Все принялись сушить одежду, и мне удалось закутать женщину в теплое в сухом шалаше, где ради нее развели отдельный костер ― Эйнар понимал, насколько она ценна. Мне на пару с Мартином поручили делать все, чтобы она выжила, ― и если что и говорило о гневе Эйнара, то именно это поручение.
Я обиделся меньше, чем думал. Заботиться о женщине было куда лучше, чем ломать спину на работе, на которую меня, конечно же, поставили бы: вместо Валкнута четыре часа вычерпывать воду из утробы «Сохатого».
А в этой женщине что-то было.
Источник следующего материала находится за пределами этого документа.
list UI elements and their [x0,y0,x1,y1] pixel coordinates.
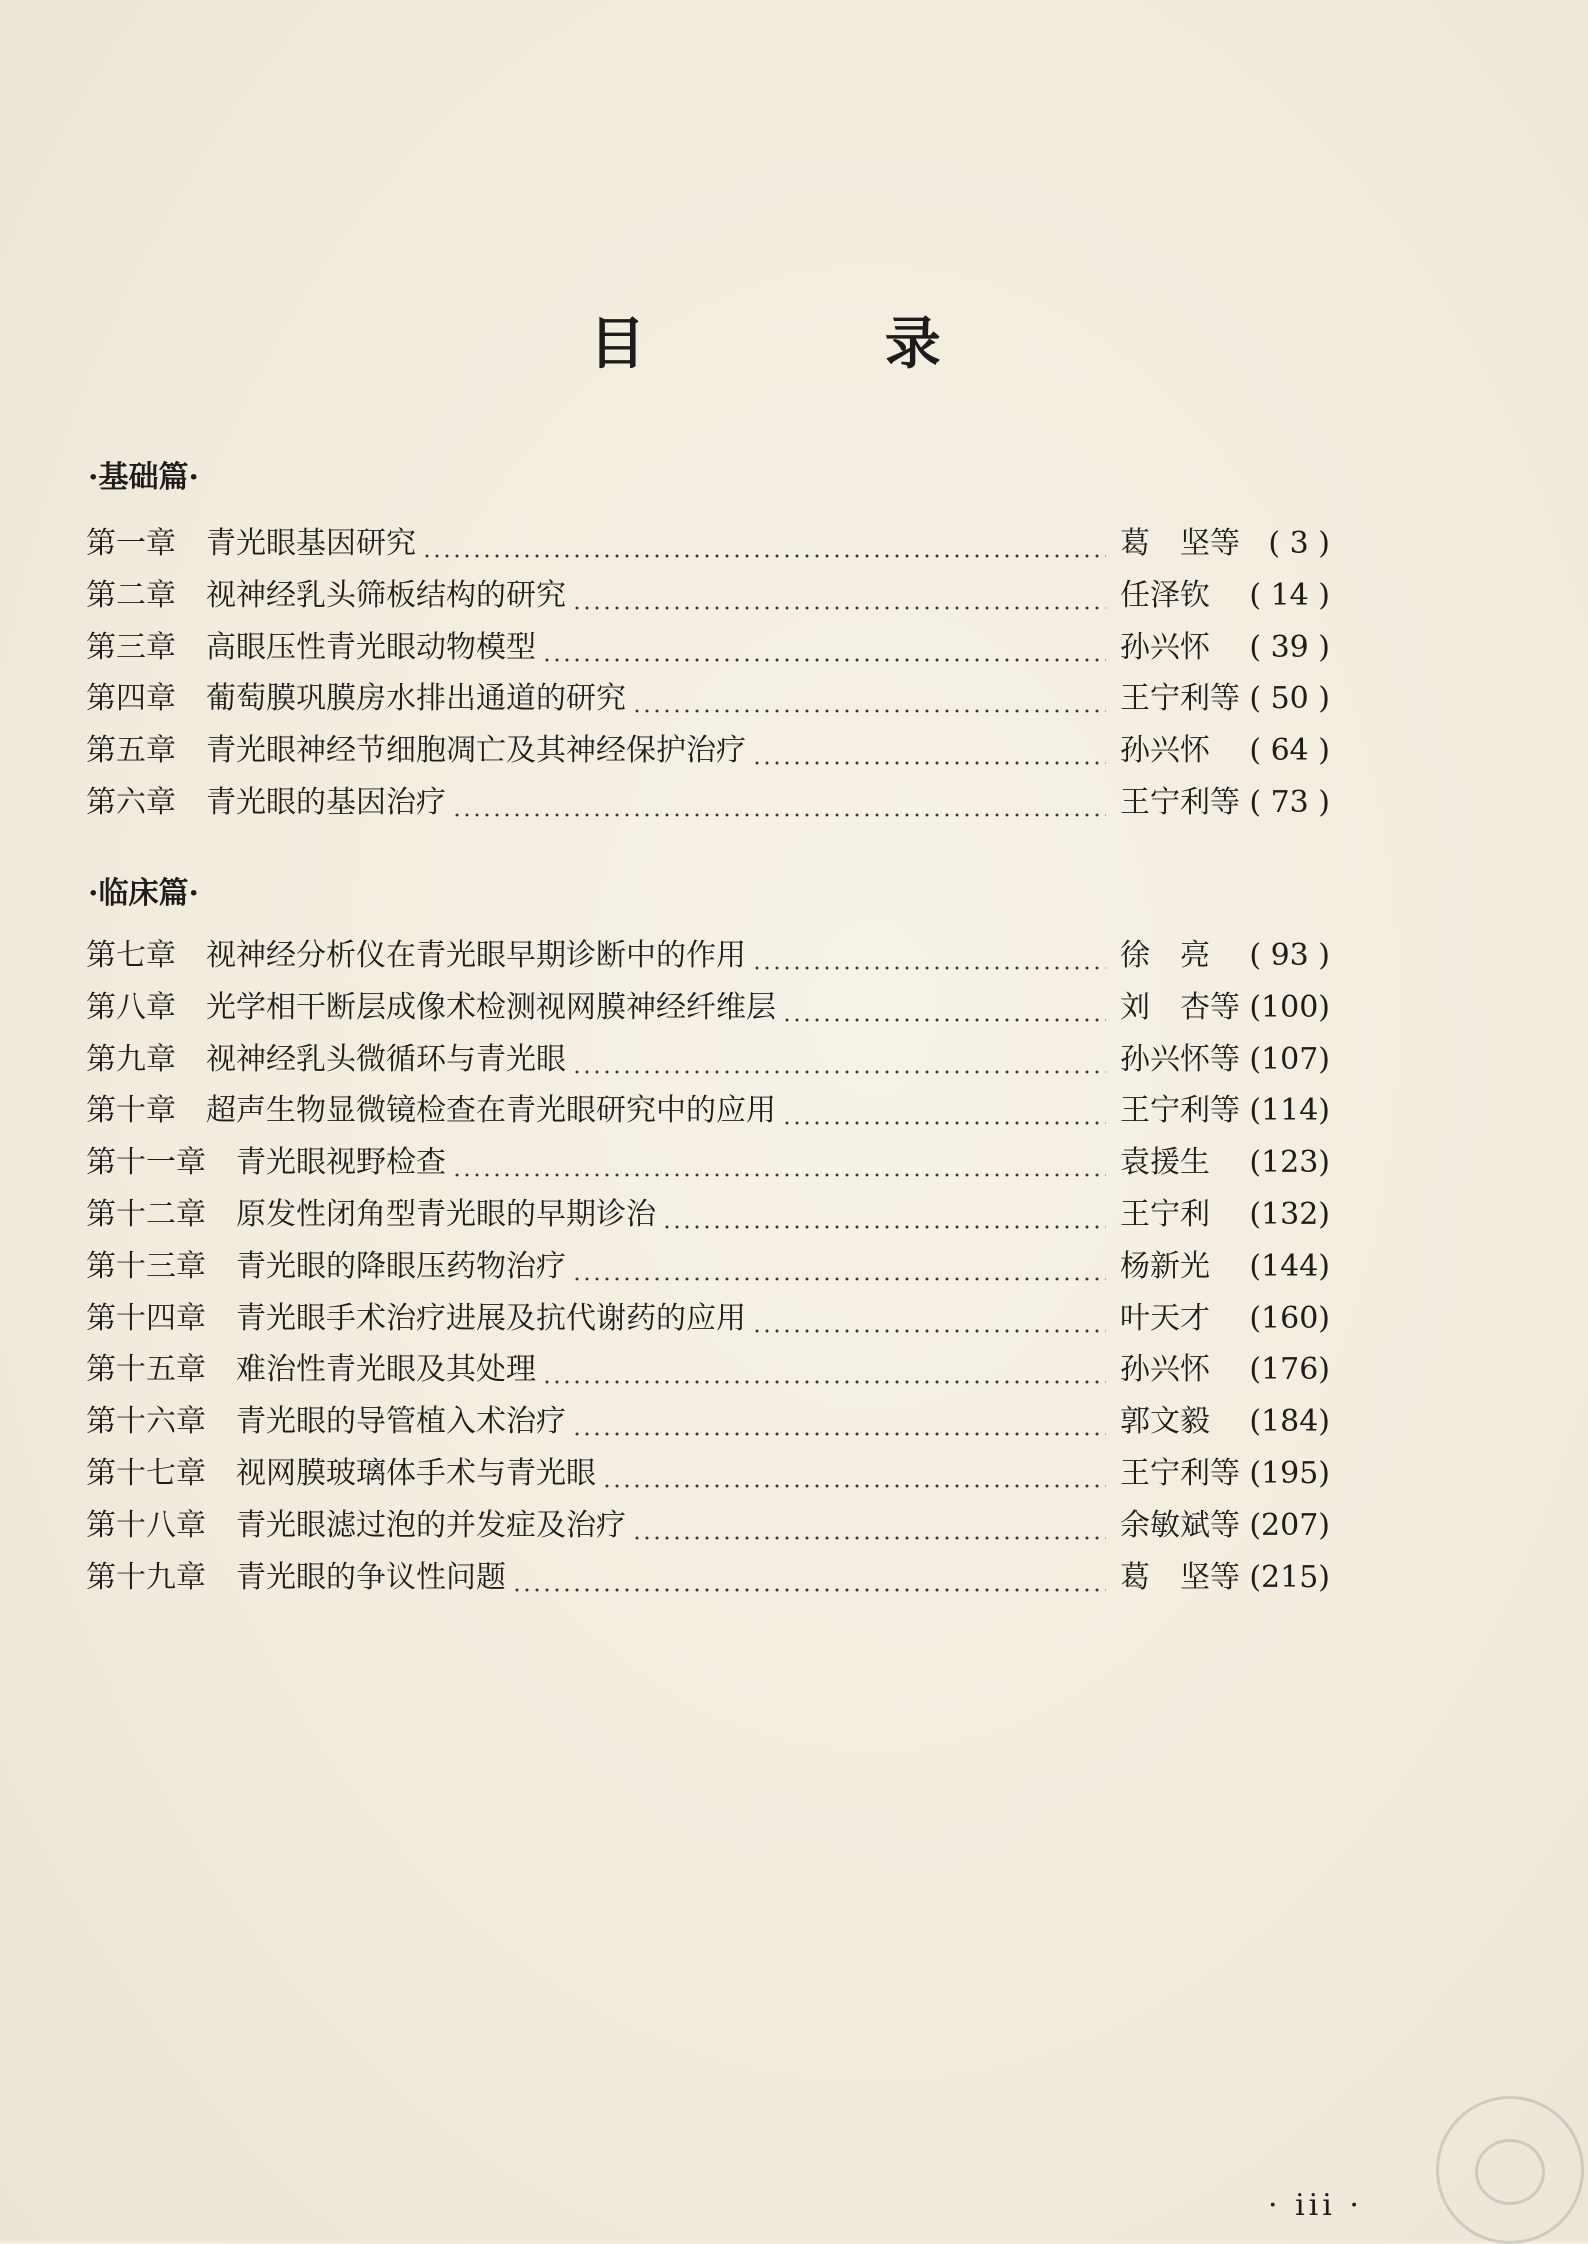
toc-entry[interactable] [86,1085,1330,1137]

Я раздел ее ― с помощью монаха, хотя толку от него было мало, потому как он заявил, что не может глядеть на нее, а это делу, по меньшей мере, не помогало.
В тусклом унылом свете роговой светильни ― оплывающей, потому что китовый жир в ней был слишком густым и старым ― тело женщины казалось белым, как брюхо рыбы, так что синяки и рубцы на коже особенно выделялись.
Иллуги Годи пришел с деревянным ведром холодной морской воды для примочек, всосал воздух сквозь зубы и грозно глянул на Мартина.
― Вигфус, ― грустно вздохнул монах, зажимая покалеченную руку под мышкой. ― Боюсь, он плохо с ней обращался.
Она лежала в лихорадке ― глаза распахнуты, но ничего не видят. Я смыл с нее уйму грязи, увидел выступающие скулы и полные зрелые губы и понял, что она красавица.
― Наверное, княжна, ― согласился Мартин, выжимая тряпку.